憋闷的热意被砸坑出来的水洼冲散,复又从泛着泥腥的地面上缓缓蔓延,袅袅地攀爬至腿侧。
葛烟自小习芭蕾,师从郝兰蓉。
这时的她已初现日后锋芒,少年组的奖项接连拿了不少,除了电视台相关栏目的时常报道,更有无数芭蕾剧团朝她伸出橄榄枝。
这天练舞完,被应以旸带着司机亲自从城南送回了梁宅。
葛烟抬眼便觑见外间那样的阴沉。
这雨不断往下落,砸得落于深谭之上的荷叶都凌败,蔫蔫地趴在波面之上。
拒绝了应以旸要送她下车到门前的提议,葛烟用手作伞,几步迈过宅院大门,踩着石板边跨至到了梁宅的堂屋里。
雨水将发丝浸润了些,她半伸手去擦,眼睑半撩起,却在楼梯台阶的旁边,见到一个意想不到的人。
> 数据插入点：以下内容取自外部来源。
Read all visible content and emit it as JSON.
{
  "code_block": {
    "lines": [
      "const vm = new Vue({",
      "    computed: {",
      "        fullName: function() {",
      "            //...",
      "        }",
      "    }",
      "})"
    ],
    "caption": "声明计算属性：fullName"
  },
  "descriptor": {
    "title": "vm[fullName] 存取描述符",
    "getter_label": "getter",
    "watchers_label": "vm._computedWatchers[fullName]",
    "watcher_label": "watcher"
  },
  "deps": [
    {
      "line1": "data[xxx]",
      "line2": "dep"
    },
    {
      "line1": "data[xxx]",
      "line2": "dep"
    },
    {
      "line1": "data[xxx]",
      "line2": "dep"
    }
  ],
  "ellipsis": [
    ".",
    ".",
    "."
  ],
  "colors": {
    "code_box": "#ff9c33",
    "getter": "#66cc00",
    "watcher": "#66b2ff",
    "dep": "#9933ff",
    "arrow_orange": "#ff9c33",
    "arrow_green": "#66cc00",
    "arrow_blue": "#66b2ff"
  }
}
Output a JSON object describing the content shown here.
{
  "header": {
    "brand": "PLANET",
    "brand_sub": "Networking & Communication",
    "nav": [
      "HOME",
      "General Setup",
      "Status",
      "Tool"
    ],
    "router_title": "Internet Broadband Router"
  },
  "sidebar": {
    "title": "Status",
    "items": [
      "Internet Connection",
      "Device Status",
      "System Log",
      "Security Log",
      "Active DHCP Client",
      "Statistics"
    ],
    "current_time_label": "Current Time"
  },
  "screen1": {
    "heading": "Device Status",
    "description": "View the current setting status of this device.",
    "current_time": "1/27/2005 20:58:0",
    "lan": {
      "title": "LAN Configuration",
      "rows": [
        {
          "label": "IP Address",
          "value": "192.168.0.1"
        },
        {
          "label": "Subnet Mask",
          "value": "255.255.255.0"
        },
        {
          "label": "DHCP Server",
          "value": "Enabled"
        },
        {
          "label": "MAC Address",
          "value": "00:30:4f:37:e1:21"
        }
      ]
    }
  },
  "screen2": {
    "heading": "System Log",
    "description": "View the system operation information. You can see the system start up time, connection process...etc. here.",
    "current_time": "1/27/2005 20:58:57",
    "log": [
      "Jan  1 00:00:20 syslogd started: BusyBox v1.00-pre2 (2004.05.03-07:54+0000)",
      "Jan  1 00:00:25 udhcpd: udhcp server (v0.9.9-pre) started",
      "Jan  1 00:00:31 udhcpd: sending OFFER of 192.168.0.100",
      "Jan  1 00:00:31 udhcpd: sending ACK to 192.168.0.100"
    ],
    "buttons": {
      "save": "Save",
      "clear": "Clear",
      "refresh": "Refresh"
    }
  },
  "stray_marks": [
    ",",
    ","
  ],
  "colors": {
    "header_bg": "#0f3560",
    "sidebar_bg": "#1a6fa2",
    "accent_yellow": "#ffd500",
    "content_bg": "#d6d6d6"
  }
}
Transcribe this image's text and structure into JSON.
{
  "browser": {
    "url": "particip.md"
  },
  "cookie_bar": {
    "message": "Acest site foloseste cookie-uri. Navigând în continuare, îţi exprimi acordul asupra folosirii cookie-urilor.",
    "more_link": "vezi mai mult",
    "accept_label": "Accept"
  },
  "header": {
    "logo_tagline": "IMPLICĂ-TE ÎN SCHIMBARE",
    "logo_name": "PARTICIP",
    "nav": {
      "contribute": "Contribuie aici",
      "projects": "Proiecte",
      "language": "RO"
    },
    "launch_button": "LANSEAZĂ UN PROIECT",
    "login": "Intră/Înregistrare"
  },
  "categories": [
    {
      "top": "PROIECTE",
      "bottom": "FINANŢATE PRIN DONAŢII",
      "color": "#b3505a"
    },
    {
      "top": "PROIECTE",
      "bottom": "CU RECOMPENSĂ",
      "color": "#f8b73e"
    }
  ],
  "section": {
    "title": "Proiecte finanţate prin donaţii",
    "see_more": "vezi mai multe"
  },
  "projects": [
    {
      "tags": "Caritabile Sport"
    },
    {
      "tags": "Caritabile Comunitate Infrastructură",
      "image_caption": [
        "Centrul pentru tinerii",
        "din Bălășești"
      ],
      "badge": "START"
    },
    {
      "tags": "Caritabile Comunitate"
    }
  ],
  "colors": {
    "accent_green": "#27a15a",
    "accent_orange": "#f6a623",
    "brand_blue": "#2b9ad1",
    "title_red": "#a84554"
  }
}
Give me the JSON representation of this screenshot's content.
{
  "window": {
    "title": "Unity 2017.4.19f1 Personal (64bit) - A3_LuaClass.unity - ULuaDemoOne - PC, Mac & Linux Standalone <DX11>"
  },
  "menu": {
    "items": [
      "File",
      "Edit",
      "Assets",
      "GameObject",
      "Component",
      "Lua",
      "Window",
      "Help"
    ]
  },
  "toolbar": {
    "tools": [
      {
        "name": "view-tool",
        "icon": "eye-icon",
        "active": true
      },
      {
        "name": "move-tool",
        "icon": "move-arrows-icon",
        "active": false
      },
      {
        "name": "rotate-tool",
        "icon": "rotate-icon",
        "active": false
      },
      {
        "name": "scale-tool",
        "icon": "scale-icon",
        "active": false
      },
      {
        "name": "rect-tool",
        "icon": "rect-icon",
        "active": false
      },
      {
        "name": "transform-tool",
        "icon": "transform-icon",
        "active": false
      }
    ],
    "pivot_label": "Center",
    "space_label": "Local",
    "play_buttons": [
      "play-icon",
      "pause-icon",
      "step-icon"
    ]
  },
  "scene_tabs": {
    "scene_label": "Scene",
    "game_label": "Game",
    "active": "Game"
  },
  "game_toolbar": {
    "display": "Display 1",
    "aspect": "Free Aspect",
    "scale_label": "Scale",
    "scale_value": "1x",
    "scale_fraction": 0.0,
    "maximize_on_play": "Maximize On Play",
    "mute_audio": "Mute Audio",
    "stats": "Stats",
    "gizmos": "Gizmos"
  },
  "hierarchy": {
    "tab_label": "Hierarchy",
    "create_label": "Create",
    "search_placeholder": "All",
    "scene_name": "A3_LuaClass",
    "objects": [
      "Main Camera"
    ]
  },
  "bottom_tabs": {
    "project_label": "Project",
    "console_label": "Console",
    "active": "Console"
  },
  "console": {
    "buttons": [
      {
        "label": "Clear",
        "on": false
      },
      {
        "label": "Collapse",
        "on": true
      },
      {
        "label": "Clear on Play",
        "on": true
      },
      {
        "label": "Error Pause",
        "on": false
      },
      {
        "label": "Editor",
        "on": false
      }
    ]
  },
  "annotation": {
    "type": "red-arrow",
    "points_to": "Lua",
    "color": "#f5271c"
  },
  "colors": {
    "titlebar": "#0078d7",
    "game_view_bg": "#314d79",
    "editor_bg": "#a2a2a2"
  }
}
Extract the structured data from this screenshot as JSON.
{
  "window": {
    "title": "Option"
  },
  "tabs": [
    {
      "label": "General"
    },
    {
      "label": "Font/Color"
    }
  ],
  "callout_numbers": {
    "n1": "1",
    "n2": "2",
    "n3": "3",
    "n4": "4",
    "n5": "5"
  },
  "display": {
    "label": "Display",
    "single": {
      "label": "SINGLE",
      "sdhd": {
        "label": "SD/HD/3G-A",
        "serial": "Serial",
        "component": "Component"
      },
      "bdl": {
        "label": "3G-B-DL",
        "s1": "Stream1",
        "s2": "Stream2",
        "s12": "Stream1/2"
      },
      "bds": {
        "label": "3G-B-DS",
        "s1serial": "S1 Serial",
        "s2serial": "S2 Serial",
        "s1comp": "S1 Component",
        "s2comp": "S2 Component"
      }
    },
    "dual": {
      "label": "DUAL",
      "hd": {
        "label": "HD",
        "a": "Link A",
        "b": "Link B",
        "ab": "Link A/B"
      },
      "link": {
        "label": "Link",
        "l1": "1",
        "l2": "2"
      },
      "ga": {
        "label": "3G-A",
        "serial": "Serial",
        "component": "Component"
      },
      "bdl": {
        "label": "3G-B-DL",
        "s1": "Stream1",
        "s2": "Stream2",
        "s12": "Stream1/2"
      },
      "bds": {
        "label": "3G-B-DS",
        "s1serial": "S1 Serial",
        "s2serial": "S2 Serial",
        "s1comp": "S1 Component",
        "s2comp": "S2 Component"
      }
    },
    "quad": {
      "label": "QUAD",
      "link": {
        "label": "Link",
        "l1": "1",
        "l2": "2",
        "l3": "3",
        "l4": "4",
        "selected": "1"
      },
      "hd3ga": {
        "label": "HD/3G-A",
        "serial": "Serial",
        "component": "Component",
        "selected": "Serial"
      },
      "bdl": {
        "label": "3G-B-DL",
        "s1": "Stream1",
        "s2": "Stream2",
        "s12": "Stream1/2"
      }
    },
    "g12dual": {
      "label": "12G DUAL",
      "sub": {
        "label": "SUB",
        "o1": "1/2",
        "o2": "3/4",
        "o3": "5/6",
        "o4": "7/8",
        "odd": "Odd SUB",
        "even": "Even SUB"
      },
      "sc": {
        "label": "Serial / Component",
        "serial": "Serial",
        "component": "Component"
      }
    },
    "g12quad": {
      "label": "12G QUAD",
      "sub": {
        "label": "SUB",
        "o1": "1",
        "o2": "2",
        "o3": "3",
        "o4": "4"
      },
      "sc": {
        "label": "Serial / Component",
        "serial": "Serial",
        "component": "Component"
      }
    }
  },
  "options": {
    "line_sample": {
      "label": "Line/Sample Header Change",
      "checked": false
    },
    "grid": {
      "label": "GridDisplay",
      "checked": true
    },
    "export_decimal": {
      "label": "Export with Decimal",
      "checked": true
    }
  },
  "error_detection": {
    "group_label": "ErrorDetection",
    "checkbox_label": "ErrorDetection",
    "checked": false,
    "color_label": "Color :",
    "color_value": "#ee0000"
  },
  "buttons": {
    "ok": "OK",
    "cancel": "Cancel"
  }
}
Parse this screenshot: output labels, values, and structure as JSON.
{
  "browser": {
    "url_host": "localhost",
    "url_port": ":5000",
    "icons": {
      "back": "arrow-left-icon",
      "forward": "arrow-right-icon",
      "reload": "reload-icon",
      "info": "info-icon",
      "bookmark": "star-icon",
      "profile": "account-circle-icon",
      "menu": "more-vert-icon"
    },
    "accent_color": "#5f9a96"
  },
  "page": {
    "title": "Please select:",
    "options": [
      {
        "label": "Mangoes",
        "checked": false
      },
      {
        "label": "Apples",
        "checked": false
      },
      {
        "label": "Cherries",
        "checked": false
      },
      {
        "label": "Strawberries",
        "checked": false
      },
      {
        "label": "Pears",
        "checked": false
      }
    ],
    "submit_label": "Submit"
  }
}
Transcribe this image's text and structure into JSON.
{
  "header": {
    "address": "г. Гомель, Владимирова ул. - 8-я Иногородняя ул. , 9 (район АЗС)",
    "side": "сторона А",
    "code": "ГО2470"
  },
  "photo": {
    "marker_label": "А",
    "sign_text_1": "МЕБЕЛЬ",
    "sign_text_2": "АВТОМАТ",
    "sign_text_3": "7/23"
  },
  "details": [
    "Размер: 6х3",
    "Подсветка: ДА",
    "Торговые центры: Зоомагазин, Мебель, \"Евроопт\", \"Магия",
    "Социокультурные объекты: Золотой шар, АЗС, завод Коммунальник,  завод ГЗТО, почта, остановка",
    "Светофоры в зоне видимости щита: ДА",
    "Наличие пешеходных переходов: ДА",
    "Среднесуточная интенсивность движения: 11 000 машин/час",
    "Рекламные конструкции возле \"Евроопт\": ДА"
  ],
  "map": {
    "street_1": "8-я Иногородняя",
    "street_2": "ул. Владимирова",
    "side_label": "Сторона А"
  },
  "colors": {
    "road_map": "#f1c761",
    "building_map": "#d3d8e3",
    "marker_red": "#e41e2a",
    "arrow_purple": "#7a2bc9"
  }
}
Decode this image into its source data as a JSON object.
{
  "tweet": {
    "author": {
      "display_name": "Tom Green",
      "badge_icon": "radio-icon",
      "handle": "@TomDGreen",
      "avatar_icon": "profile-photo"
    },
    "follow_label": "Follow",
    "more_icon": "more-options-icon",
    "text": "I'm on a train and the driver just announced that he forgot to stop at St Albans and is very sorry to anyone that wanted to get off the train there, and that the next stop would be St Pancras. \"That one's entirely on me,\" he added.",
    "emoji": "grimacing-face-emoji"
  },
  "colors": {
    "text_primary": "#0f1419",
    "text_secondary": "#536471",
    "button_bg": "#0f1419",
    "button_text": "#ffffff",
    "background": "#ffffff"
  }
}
梁易西刚毕业,大部分时间都在外面和那些公子哥玩至深夜。
这样稍早的傍晚便回来的时候,很是少见。
而比起这样骤然出现在宅里的表现,他酒气醺天的模样倒也印证了先前都去过哪些场所。
梁易西应该是真的喝多了,扶了扶架在鼻梁上的眼镜,笑道,“我还以为是谁,原来是根本见不到面的小烟。”
她抿唇,到底只是略点头算是打招呼,刚想着绕过去。
梁易西眸中浸满酒气,长身挡住台阶,“刚刚送你回来的是谁?”
不等她开口,他携着温和笑意便道,“哦,也不用你回答,我知道的,是应以旸。”
………既然是已然知晓了的答案,葛烟不明白他这样问着又自顾自应下的举措是什么意思。
她略点了点头,想着还要不要往里间迈。
却听到不远处的他缓声开了口,“小烟,你能叫他师兄,为什么不能再叫我大哥?”
是啊………
自从先前那天起,她便不再唤他大哥。
像是将这个称呼埋进了风里,散开之后从未有过。
梁易西嘴里不住地念着为什么,下一秒竟是略站直了身体,不紧不慢地便朝着她这个方向迈。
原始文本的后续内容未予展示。